Hey guys! I have been following the buzz around DeepSeek-V3 lately and the benchmarks are honestly mind-blowing. I really want to move away from API dependencies and get this running locally on my own rig, but I am hitting a wall when it comes to the hardware specs.
Since DeepSeek-V3 is a massive Mixture-of-Experts model with about 671B total parameters, the VRAM requirement is the biggest hurdle. Even with aggressive 4-bit quantization, it seems like a single consumer card just won't cut it. I have been looking at dual RTX 3090 or 4090 setups to try and hit that 48GB or 96GB mark, but I am worried about the interconnect speeds and whether the inference will be painfully slow.
Has anyone actually managed to get this running with decent tokens per second? I am trying to figure out if I should stick with NVIDIA consumer cards or if I need to start looking at something like a Mac Studio with high Unified Memory. I am mostly using it for complex coding tasks and really need it to be relatively responsive.
If you were building a workstation specifically for DeepSeek-V3 today, what GPU configuration would you pick to get the best balance of performance and cost?
Sooo, just catching up on this thread and honestly, running the full 671B DeepSeek-V3 is a literal monster of a task. Basically, even though MoE only uses a few experts for the actual math per token, the whole weight set has to sit in your memory for it to function. For a 4-bit quantization, youre looking at needing somewhere around 400GB to 450GB of VRAM. That is like... 18 NVIDIA GeForce RTX 3090 24GB Graphics Card units. Pretty insane for a home rig, right? If you are building a workstation today and want the best bang for your buck, Ive found that stacking used cards is the only way to go. You can often find a NVIDIA GeForce RTX 3090 24GB Graphics Card for a fraction of the price of a 4090, and they have the same VRAM capacity. But even with four of them, youre only at 96GB. Check out the Ollama or LM Studio tools to see how they handle layer offloading to system RAM. Pro tip: you might find it way more practical to run the DeepSeek-V3-Distill-Qwen-32B version instead. It is much more responsive for coding tasks on a consumer setup. If you are dead set on the massive version, you would probably need a Apple Mac Studio M2 Ultra 192GB RAM and even then, you would have to use a super aggressive 1.5-bit or 2-bit quantization which kinda kills the logic sometimes, tho it technically runs. TL;DR: The full 671B model is way too big for consumer GPUs. Best value is 2x or 4x NVIDIA GeForce RTX 3090 24GB Graphics Card running the distilled versions. Good luck!!
Basically MoE models only use a few experts at a time, but you still gotta fit the whole model in memory for it to even load. This matters cuz VRAM capacity is usually the biggest wall for home users. Just sharing my experience: I went through this last year building a budget rig and it works well. I'm happy with my multi-GPU setup lol.

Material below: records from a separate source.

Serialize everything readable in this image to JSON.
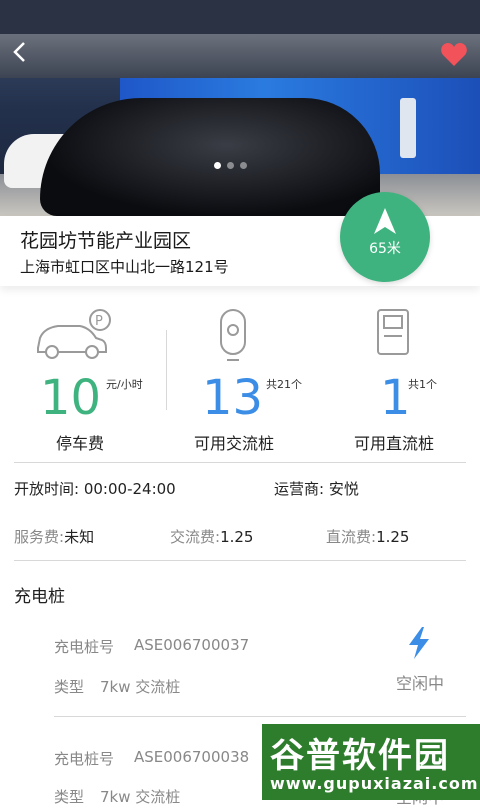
{
  "station": {
    "name": "花园坊节能产业园区",
    "address": "上海市虹口区中山北一路121号",
    "distance": "65米"
  },
  "stats": [
    {
      "value": "10",
      "unit": "元/小时",
      "label": "停车费",
      "color": "#3fb37f"
    },
    {
      "value": "13",
      "unit": "共21个",
      "label": "可用交流桩",
      "color": "#3b8de6"
    },
    {
      "value": "1",
      "unit": "共1个",
      "label": "可用直流桩",
      "color": "#3b8de6"
    }
  ],
  "details": {
    "open_label": "开放时间:",
    "open_value": "00:00-24:00",
    "operator_label": "运营商:",
    "operator_value": "安悦",
    "service_label": "服务费:",
    "service_value": "未知",
    "ac_label": "交流费:",
    "ac_value": "1.25",
    "dc_label": "直流费:",
    "dc_value": "1.25"
  },
  "piles_title": "充电桩",
  "piles": [
    {
      "no_label": "充电桩号",
      "no": "ASE006700037",
      "type_label": "类型",
      "type": "7kw 交流桩",
      "status": "空闲中"
    },
    {
      "no_label": "充电桩号",
      "no": "ASE006700038",
      "type_label": "类型",
      "type": "7kw 交流桩",
      "status": "空闲中"
    }
  ],
  "watermark": {
    "line1": "谷普软件园",
    "line2": "www.gupuxiazai.com"
  },
  "colors": {
    "accent_green": "#3fb37f",
    "accent_blue": "#3b8de6",
    "heart": "#f2525a",
    "bolt": "#3b8de6"
  },
  "icons": {
    "back": "chevron-left-icon",
    "favorite": "heart-icon",
    "navigate": "navigation-arrow-icon",
    "parking": "car-parking-icon",
    "ac": "ac-charger-icon",
    "dc": "dc-charger-icon",
    "bolt": "lightning-icon"
  },
  "carousel": {
    "count": 3,
    "active": 1
  }
}
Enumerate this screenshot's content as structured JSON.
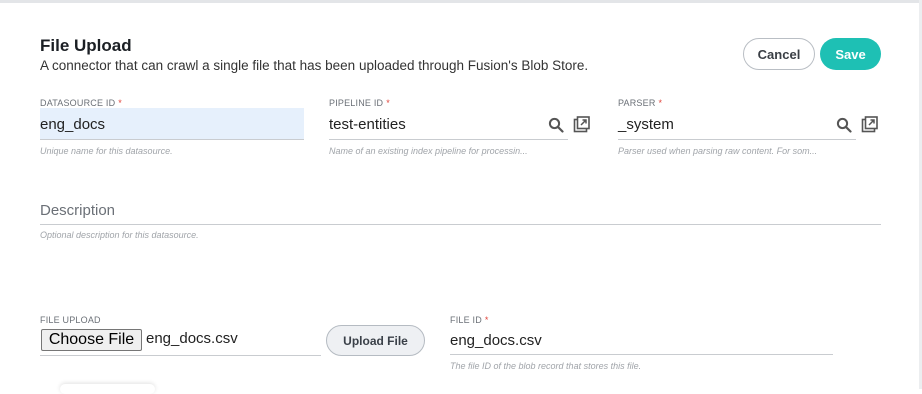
{
  "header": {
    "title": "File Upload",
    "subtitle": "A connector that can crawl a single file that has been uploaded through Fusion's Blob Store.",
    "cancel_label": "Cancel",
    "save_label": "Save"
  },
  "fields": {
    "datasource_id": {
      "label": "DATASOURCE ID",
      "required_mark": "*",
      "value": "eng_docs",
      "hint": "Unique name for this datasource."
    },
    "pipeline_id": {
      "label": "PIPELINE ID",
      "required_mark": "*",
      "value": "test-entities",
      "hint": "Name of an existing index pipeline for processin..."
    },
    "parser": {
      "label": "PARSER",
      "required_mark": "*",
      "value": "_system",
      "hint": "Parser used when parsing raw content. For som..."
    },
    "description": {
      "placeholder": "Description",
      "hint": "Optional description for this datasource."
    },
    "file_upload": {
      "label": "FILE UPLOAD",
      "choose_label": "Choose File",
      "chosen_file": "eng_docs.csv",
      "upload_label": "Upload File"
    },
    "file_id": {
      "label": "FILE ID",
      "required_mark": "*",
      "value": "eng_docs.csv",
      "hint": "The file ID of the blob record that stores this file."
    }
  },
  "icons": {
    "search": "search-icon",
    "open_external": "open-external-icon"
  },
  "colors": {
    "accent": "#1ec0b4",
    "required": "#e0443b",
    "filled_bg": "#e6f0fc"
  }
}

Look, running V3 at 4-bit is a beastly requirement. You basically need 400GB of VRAM, which is impossible on a standard consumer desktop without a mess of riser cables and three power supplies. Since you want it responsive for coding, you gotta look at VRAM density over just raw clock speed. If you want to stay somewhat cost-conscious but actually get it running, check out the used enterprise market. The NVIDIA RTX A6000 48GB (the older Ampere version) is a solid pick because you get double the VRAM of a 3090 in a single slot. You can fit four of these in a high-end workstation chassis with a Threadripper setup, getting you to 192GB. You still wont hit the 400GB mark for 4-bit, but it lets you run a very usable 2.25-bit or 2.5-bit EXL2 quant. Another sleeper pick for memory capacity is the AMD Radeon Pro W7900 48GB. It is often significantly cheaper than the NVIDIA workstation equivalents for the same 48GB footprint. If you really need that responsive feel, honestly, trying to find a used NVIDIA Tesla A100 80GB PCIe might be better. The memory bandwidth on those is huge compared to consumer gear, so even if you have to run a smaller quant, the actual typing experience won't lag out on you.